Yaşam, bu coğrafyada nefes alan her canlı için zor. Nesi zor diye sorulsa, herkes başka başka yanıtlar verir. Sosyo ekonomik, kültürel şartlar durumu değiştirmeyecektir. Mutlaka sorun vardır ve değişim istenmektedir. Yeni bir hayatın ilk günü! Kurulan hayallerin, yapılan planların sonucunda ulaşılması düşünülen, gerçekleştirilmeye çalışılan o hayatın ilk günü. Heyecan verici değil mi?
Salihcan Sezer de buradan bakarak yazmış öykülerini. Bilgi Yayınevi tarafından yayımlanan “Yeni Hayatlarının İlk Günü” adlı öykü kitabında; hayatın yıkıntıları arasında umudu arayanları anlatıyor. On bir öyküden oluşan kitapta, batmak üzere olan bir müzikholde yıldız olmayı hayal eden bir bulaşıkçıyı, lise aşkı ve hayat mücadelesi arasında sıkışan bir genç kız, son kez mesleğini icra eden bir gassal, koleksiyon tutkusunun peşindeki iki çocuğun masumiyeti…
Yazar karakter seçimlerini doğru bir şekilde yapmış. Sıradan hayat süren insanlarla örmüş kurgusunu. Sıradan hayatların kırılma anlarını okuyoruz öykülerde. Duygu yoğunluğu kıvamında. İç burkan bir ajitasyon yok. Çarpıcı bir anlatım, bir miktar hüzün. Ardından gelen umut. Karanlığın sonundaki ışık… Öyküleri okurken kendimize dair düşler kurmaktan da geri duramıyoruz istemsizce.

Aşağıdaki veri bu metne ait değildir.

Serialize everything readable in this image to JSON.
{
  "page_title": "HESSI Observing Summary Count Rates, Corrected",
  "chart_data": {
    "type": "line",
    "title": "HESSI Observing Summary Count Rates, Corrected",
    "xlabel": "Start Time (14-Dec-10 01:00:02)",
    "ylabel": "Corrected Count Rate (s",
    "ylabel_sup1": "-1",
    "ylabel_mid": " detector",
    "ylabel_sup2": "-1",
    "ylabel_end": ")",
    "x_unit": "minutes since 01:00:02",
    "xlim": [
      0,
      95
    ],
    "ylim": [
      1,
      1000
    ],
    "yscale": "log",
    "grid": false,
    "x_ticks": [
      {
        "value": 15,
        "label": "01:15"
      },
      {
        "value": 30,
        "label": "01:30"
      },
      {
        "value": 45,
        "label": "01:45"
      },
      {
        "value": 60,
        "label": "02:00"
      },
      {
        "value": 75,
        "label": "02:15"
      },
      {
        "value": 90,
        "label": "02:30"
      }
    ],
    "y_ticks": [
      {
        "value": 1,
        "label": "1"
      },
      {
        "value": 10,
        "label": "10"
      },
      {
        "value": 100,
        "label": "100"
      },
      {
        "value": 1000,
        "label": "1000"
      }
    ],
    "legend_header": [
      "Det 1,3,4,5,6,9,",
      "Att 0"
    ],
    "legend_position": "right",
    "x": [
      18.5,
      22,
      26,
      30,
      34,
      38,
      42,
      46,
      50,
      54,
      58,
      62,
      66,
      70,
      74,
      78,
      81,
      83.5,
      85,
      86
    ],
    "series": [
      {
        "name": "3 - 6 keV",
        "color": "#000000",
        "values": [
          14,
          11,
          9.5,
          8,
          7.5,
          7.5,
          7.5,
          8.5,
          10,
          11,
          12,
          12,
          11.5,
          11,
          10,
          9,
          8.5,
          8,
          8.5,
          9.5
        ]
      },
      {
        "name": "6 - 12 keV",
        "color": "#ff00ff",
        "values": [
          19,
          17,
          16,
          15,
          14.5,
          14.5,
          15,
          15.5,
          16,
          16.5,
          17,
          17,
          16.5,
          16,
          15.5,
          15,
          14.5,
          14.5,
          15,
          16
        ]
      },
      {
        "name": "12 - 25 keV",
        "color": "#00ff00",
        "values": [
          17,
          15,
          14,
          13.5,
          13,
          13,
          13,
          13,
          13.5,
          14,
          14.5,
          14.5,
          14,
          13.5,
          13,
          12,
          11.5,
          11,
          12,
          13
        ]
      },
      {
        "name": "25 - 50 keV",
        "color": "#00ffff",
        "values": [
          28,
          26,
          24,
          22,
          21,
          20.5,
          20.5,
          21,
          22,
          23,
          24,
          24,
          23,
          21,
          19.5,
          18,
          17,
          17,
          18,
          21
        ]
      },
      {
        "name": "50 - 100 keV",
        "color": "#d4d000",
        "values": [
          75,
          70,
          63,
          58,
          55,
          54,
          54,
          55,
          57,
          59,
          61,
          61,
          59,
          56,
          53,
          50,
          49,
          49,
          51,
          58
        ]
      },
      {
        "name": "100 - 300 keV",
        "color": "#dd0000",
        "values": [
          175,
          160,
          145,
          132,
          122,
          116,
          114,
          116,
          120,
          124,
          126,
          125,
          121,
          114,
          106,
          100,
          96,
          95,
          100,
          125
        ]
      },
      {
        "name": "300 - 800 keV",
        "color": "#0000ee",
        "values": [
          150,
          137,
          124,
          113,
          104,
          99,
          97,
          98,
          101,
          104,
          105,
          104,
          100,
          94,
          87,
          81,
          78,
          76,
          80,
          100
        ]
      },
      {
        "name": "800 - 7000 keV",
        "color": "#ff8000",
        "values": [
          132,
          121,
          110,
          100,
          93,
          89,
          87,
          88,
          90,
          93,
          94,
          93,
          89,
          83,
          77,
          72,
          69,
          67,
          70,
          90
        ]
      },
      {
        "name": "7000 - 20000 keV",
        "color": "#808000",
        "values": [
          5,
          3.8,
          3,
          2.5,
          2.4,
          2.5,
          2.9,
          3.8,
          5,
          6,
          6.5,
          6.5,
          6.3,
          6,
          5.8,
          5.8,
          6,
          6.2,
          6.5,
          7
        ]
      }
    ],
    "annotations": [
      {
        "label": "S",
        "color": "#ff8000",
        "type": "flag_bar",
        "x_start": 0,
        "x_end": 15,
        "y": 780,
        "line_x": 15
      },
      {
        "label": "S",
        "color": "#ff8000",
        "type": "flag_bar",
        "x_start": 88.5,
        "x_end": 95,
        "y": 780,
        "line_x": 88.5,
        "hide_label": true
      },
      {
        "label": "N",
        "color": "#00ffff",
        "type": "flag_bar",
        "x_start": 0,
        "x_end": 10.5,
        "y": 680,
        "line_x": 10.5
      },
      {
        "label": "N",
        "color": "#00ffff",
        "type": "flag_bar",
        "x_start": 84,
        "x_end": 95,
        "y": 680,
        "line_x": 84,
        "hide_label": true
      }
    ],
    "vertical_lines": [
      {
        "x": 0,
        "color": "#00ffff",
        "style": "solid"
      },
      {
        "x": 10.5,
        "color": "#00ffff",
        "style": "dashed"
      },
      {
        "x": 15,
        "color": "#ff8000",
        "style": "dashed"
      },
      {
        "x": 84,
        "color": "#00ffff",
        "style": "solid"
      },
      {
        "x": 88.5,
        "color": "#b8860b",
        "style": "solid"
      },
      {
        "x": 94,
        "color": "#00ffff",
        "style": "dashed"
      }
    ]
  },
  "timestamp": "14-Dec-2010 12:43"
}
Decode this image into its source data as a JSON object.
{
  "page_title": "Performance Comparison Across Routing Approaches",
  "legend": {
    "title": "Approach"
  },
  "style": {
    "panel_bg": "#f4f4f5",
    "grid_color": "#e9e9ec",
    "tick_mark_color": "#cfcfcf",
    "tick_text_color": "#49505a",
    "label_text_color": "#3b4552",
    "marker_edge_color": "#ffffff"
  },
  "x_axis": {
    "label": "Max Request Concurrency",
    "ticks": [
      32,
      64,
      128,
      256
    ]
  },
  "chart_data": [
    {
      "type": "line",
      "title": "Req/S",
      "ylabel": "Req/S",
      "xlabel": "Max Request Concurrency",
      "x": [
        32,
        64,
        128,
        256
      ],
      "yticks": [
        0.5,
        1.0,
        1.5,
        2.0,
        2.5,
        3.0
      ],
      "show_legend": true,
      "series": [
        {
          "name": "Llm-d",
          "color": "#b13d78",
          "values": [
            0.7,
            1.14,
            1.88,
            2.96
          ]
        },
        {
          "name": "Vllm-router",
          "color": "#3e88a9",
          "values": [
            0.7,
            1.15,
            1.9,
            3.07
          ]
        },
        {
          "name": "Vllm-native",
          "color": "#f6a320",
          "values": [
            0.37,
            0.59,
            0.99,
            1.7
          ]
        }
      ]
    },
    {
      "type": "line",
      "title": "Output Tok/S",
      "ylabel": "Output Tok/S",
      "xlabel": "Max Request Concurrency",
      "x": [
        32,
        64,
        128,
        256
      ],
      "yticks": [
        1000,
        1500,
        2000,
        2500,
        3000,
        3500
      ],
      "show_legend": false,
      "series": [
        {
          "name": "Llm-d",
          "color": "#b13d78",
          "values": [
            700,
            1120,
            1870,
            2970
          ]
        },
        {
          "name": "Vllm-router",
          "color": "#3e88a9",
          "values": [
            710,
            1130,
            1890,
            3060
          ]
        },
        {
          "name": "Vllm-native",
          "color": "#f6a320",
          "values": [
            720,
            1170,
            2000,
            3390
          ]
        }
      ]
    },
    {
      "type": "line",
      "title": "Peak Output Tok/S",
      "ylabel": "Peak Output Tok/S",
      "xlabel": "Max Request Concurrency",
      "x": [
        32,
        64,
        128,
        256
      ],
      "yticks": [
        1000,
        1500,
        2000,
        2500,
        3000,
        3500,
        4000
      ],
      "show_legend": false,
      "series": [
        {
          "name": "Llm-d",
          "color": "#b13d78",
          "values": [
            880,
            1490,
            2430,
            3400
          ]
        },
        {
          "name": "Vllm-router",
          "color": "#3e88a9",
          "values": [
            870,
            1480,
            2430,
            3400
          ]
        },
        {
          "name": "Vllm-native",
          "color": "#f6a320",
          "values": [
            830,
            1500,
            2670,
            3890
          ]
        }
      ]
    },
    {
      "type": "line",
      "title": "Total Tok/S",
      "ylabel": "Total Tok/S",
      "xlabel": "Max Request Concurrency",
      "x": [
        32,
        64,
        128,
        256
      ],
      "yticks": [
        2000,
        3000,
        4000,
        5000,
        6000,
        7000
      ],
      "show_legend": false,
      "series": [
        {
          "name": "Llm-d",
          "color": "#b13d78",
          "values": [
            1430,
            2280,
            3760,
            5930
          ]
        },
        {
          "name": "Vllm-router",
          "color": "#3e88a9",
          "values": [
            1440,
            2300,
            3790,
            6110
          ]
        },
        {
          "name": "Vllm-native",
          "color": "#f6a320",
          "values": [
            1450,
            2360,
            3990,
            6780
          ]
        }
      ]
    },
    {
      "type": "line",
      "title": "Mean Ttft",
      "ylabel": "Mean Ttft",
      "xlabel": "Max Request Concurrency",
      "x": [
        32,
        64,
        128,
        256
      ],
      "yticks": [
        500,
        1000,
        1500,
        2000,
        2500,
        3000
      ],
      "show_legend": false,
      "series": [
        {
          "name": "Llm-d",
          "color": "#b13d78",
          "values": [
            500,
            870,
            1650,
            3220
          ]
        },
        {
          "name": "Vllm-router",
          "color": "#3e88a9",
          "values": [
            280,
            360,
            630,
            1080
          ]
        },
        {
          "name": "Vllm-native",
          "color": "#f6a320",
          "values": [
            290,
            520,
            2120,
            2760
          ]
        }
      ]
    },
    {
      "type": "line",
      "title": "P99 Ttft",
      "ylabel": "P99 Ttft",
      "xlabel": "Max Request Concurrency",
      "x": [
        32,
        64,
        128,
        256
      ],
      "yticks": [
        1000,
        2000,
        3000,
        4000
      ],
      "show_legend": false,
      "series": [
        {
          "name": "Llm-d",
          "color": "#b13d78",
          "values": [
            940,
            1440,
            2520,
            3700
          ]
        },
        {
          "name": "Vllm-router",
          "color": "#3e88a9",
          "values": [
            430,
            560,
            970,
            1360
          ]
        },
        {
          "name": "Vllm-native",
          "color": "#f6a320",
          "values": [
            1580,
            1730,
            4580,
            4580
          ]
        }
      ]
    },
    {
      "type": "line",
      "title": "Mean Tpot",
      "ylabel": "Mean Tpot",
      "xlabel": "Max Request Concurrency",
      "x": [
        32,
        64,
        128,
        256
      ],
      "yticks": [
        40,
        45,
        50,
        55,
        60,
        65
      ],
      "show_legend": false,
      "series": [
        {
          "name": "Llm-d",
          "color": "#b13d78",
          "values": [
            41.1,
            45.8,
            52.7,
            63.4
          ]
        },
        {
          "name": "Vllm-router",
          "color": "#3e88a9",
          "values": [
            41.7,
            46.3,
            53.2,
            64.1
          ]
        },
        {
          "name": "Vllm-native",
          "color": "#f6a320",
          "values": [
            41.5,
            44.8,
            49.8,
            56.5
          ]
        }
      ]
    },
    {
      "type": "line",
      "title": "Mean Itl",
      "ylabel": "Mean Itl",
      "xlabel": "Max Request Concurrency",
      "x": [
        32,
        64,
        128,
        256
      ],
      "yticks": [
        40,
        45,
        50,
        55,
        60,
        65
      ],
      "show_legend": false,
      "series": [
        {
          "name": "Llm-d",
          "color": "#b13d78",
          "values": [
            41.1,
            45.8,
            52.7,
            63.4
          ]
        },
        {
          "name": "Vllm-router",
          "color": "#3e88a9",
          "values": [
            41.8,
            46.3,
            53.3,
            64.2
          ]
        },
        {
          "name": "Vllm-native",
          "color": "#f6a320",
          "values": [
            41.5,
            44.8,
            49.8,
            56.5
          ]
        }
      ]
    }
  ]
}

Anlatı insana dair olunca etkisi de başka oluyor tabii. Sadece insan olması da yetmiyor aslında. Burada okuru yakalayan, içine hapseden o gerçeklik. Anlatılanların yaşananlardan farklı olmaması.
Kitabın adı da oldukça ilgi çekici. Kombinasyon başarıyla gerçekleştirilmiş. Yazarın adını ilk defa bu kitapla duymuş olmama dayanarak yeni yeni yazmaya başladığını düşünsem de gerçeğin bu olmadığını da özgeçmişinden öğrendim. Varlık, Galapera, Lacivert Öykü gibi dergilerde öykü ve denemeleri yayımlanmış. Kolektif kitaplarda yer almış, çeşitli yarışmalarda ödül kazanmış. Sadece öykü ve denemede değil tiyatroda da var. Yazdığı oyunların sahnelendiğini de yine özgeçmişinden okudum.
Edebiyat dünyasının kayırmacı ortamlarında bulunmadığını düşünüyorum. Aksi takdirde sırtını sıvazlayan birkaç abisi sayesinde mutlaka adını duyardım. Edebiyat dünyamızdan söz ederken bu abi-kardeşçilik ya da kız kardeşlik müessesinden bahsetmek de yaralayıcı bir durum açıkçası. Bu konu Salihcan Sezer’in öykülerine gölge düşürmesin ama.
Kahraman olmak için çöplerde poşet karıştırarak bomba arayan bir adamdan çocukların topunu tamir ederek kahraman olduğunu fark eden bir adam yaratan yazarın “Kader Kadar Sıcak” başlıklı öyküsünün son satırlarıyla yazıyı noktalayım: “Geçende topları patlamış, çöpe atacaklardı tam. Dedim, ‘Ben bunu tamir ederim.’ Uğraştım, didindim, yamadım. Toplarını teslim ettiğimde sevinçten etrafımda döne döne koşturdular. Sordular bir ara, ‘Abi topumuz patladığında sana getirsek olur mu?’ Seve seve… ‘Böylesi daha iyi bomba aramandan’ dedi içlerinden cin fikirli, gözlüklü bir şirin. Şimşekler çaktı bende. Yeni iş kolumu, kahramanlığın galiba farklı yolunu sayesinde bulmuştum. Bomba ararken çöpe atılmış kırık oyuncakları toplamaya, gerekliyse nalburdan veya internetten parçalar satın alıp tamir etmeye, işim bitince çocuklara dağıtmaya başladım. Sanırım bomba aramayı da yakında, tamamen kolluk kuvvetlerine bırakacağım. Çünkü topladığım gülüşlerin, övgülerin haddi hesabı yok. Baştan çıkmaktayım.”
Yeni hayatımızın ilk günü. Bir düşleyelim bakalım!